24 August 2023
|The discomforting news that my beloved Dias Tavern restaurant has now fallen for the rip-off tactic of asking wineries to pay for the privilege of having their wines grace the restaurant’s wine-list, has led to another level of hate for the practice of charging listing-fees. This is now becoming all too common in the Cape, and my reasons for objecting to this extortion is well-documented here.|
However, the current state of play in South Africa and the society of pay-offs, backhanders, bribery and corruption that meets us daily has me asking the question: Should Cape Town and the Western Cape, which prides itself on being the head-quarters of South African hospitality, dining and wining – and going to lengths to nurture its reputation as such – not seriously look at leading the way in squashing the listing-fee practise? For me, the glib acceptance of allowing restaurants to muscle cold cash from wineries in order the get a spot on the wine-list – whilst also making huge profit from wine mark-ups – is tasteless and seedy. And definitely not conducive to the Cape’s image as a welcoming and spirited provider of hospitality, nor as a great warm place to do business in.
I am by no means equating the hustling for restaurant listing-fees to illicit government tenders and the trough-feeding activities of family and friends of government officials. But the climate of underhanded financial procurement prevailing in the country’s national narrative does have one experiencing a bad, “here we go again” taste in the mouth when receiving another email from a restaurant asking you to donate R20 000 before one’s wine can appear on the wine-list. It is as if the wanton will of money-grabbing displayed in government spheres and the public sector has trickled down to private business in the hospitality domain. Should the ambience the Western Cape wishes to create as a relaxed, professional and ethical tourist mecca be allowed to be distorted by this shady listing-fee scenario?

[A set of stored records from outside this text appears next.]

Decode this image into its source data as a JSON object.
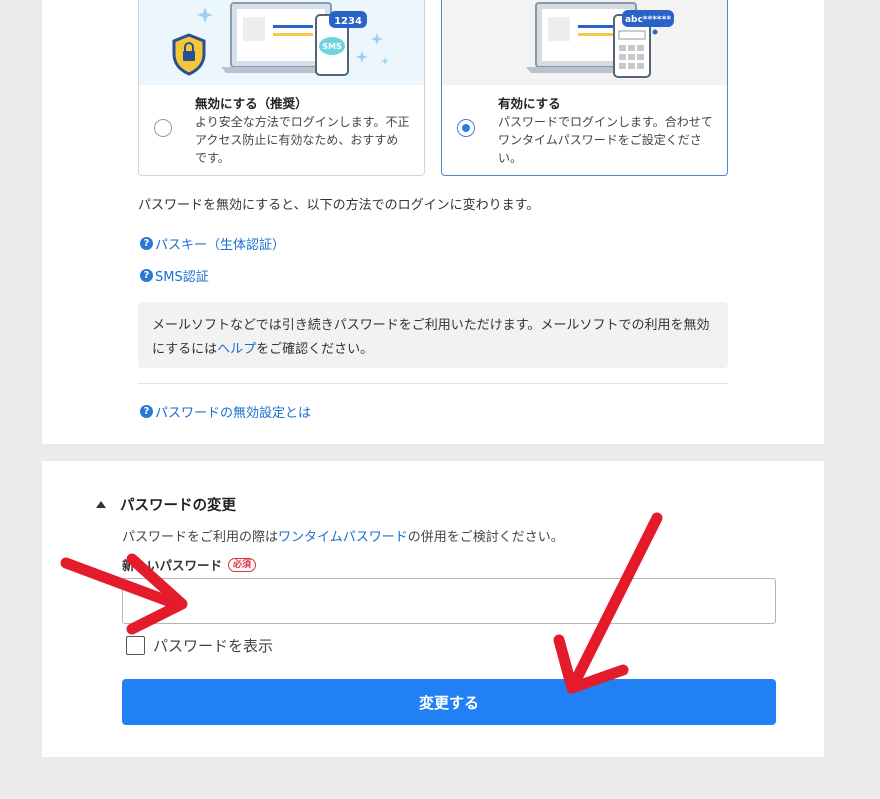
{
  "login_setting": {
    "options": [
      {
        "title": "無効にする（推奨）",
        "desc": "より安全な方法でログインします。不正アクセス防止に有効なため、おすすめです。",
        "illustration": {
          "otp_label": "1234",
          "sms_label": "SMS"
        }
      },
      {
        "title": "有効にする",
        "desc": "パスワードでログインします。合わせてワンタイムパスワードをご設定ください。",
        "illustration": {
          "otp_label": "abc******"
        }
      }
    ],
    "selected_index": 1,
    "note": "パスワードを無効にすると、以下の方法でのログインに変わります。",
    "links": {
      "passkey": "パスキー（生体認証）",
      "sms": "SMS認証",
      "about": "パスワードの無効設定とは"
    },
    "info_box": {
      "before": "メールソフトなどでは引き続きパスワードをご利用いただけます。メールソフトでの利用を無効にするには",
      "link": "ヘルプ",
      "after": "をご確認ください。"
    },
    "help_icon": "?"
  },
  "password_change": {
    "title": "パスワードの変更",
    "note_before": "パスワードをご利用の際は",
    "note_link": "ワンタイムパスワード",
    "note_after": "の併用をご検討ください。",
    "field_label": "新しいパスワード",
    "required_badge": "必須",
    "input_value": "",
    "show_password_label": "パスワードを表示",
    "show_password_checked": false,
    "submit_label": "変更する"
  },
  "colors": {
    "accent": "#2180f3",
    "link": "#1a6fd1",
    "annotation_arrow": "#e41b2b",
    "required": "#e0323c"
  },
  "icons": [
    "lock-shield-icon",
    "help-icon",
    "triangle-up-icon",
    "annotation-arrow-icon"
  ]
}
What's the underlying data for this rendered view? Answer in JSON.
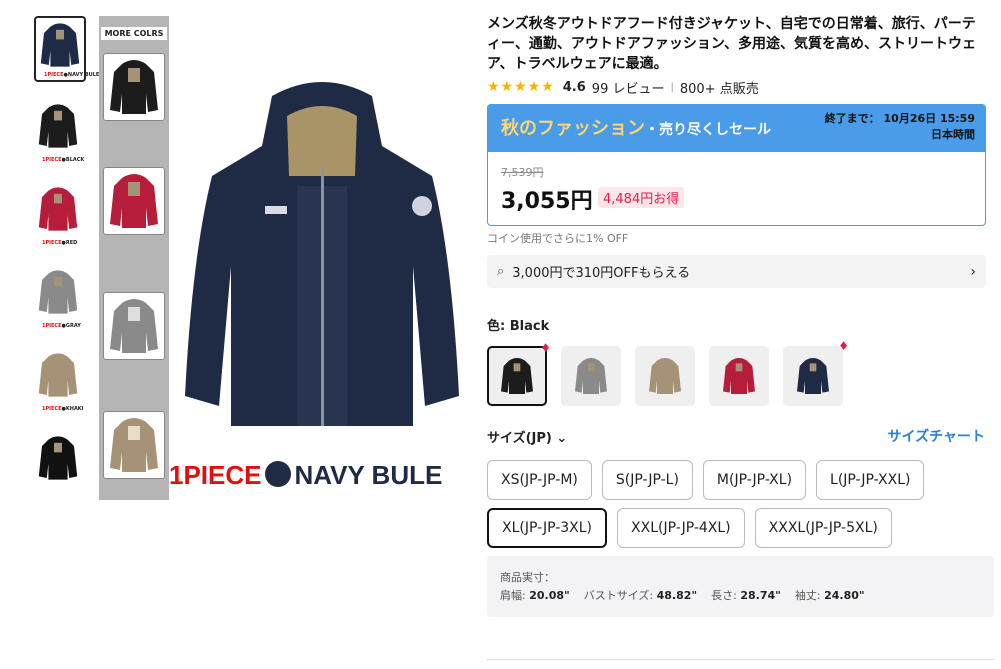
{
  "thumbnails": [
    {
      "caption_one": "1PIECE",
      "caption_color": "NAVY BULE",
      "color": "#1f2a44"
    },
    {
      "caption_one": "1PIECE",
      "caption_color": "BLACK",
      "color": "#1c1c1c"
    },
    {
      "caption_one": "1PIECE",
      "caption_color": "RED",
      "color": "#b51d3b"
    },
    {
      "caption_one": "1PIECE",
      "caption_color": "GRAY",
      "color": "#8a8a8a"
    },
    {
      "caption_one": "1PIECE",
      "caption_color": "KHAKI",
      "color": "#a69276"
    },
    {
      "caption_one": "",
      "caption_color": "",
      "color": "#111111"
    }
  ],
  "main_image": {
    "strip_title": "MORE COLRS",
    "caption_one": "1PIECE",
    "caption_color": "NAVY BULE"
  },
  "product": {
    "title": "メンズ秋冬アウトドアフード付きジャケット、自宅での日常着、旅行、パーティー、通勤、アウトドアファッション、多用途、気質を高め、ストリートウェア、トラベルウェアに最適。",
    "rating": "4.6",
    "reviews": "99 レビュー",
    "sold": "800+ 点販売"
  },
  "sale": {
    "name": "秋のファッション",
    "sub": "・売り尽くしセール",
    "ends_label": "終了まで：",
    "ends_date": "10月26日 15:59",
    "ends_tz": "日本時間",
    "old_price": "7,539円",
    "price": "3,055円",
    "save": "4,484円お得"
  },
  "coin_text": "コイン使用でさらに1% OFF",
  "coupon_text": "3,000円で310円OFFもらえる",
  "color": {
    "label_prefix": "色: ",
    "selected": "Black",
    "swatches": [
      {
        "color": "#1c1c1c",
        "hot": true,
        "selected": true
      },
      {
        "color": "#8a8a8a",
        "hot": false,
        "selected": false
      },
      {
        "color": "#a69276",
        "hot": false,
        "selected": false
      },
      {
        "color": "#b51d3b",
        "hot": false,
        "selected": false
      },
      {
        "color": "#1f2a44",
        "hot": true,
        "selected": false
      }
    ]
  },
  "size": {
    "label": "サイズ(JP)",
    "chart_link": "サイズチャート",
    "options": [
      "XS(JP-JP-M)",
      "S(JP-JP-L)",
      "M(JP-JP-XL)",
      "L(JP-JP-XXL)",
      "XL(JP-JP-3XL)",
      "XXL(JP-JP-4XL)",
      "XXXL(JP-JP-5XL)"
    ],
    "selected_index": 4
  },
  "measurements": {
    "title": "商品実寸：",
    "items": [
      {
        "label": "肩幅: ",
        "value": "20.08\""
      },
      {
        "label": "バストサイズ: ",
        "value": "48.82\""
      },
      {
        "label": "長さ: ",
        "value": "28.74\""
      },
      {
        "label": "袖丈: ",
        "value": "24.80\""
      }
    ]
  },
  "colors": {
    "accent": "#4a9be8",
    "sale_name": "#ffd66b",
    "save": "#e0204a",
    "link": "#2e7fd9"
  }
}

A few years back, the wine industry endeavoured to gain legal advice as to whether listing-fees were not violating anti-competitive regulation, but subsequently they backed off. I think the time has come for the local DA government, that does a sterling job in recognising the importance of the hospitality sector, to take a look at this listing-fee scenario. Blatant cheap and opportunistic hustling from restaurateurs, which the procuring of listing-fees is, is a flavour the Cape could do without.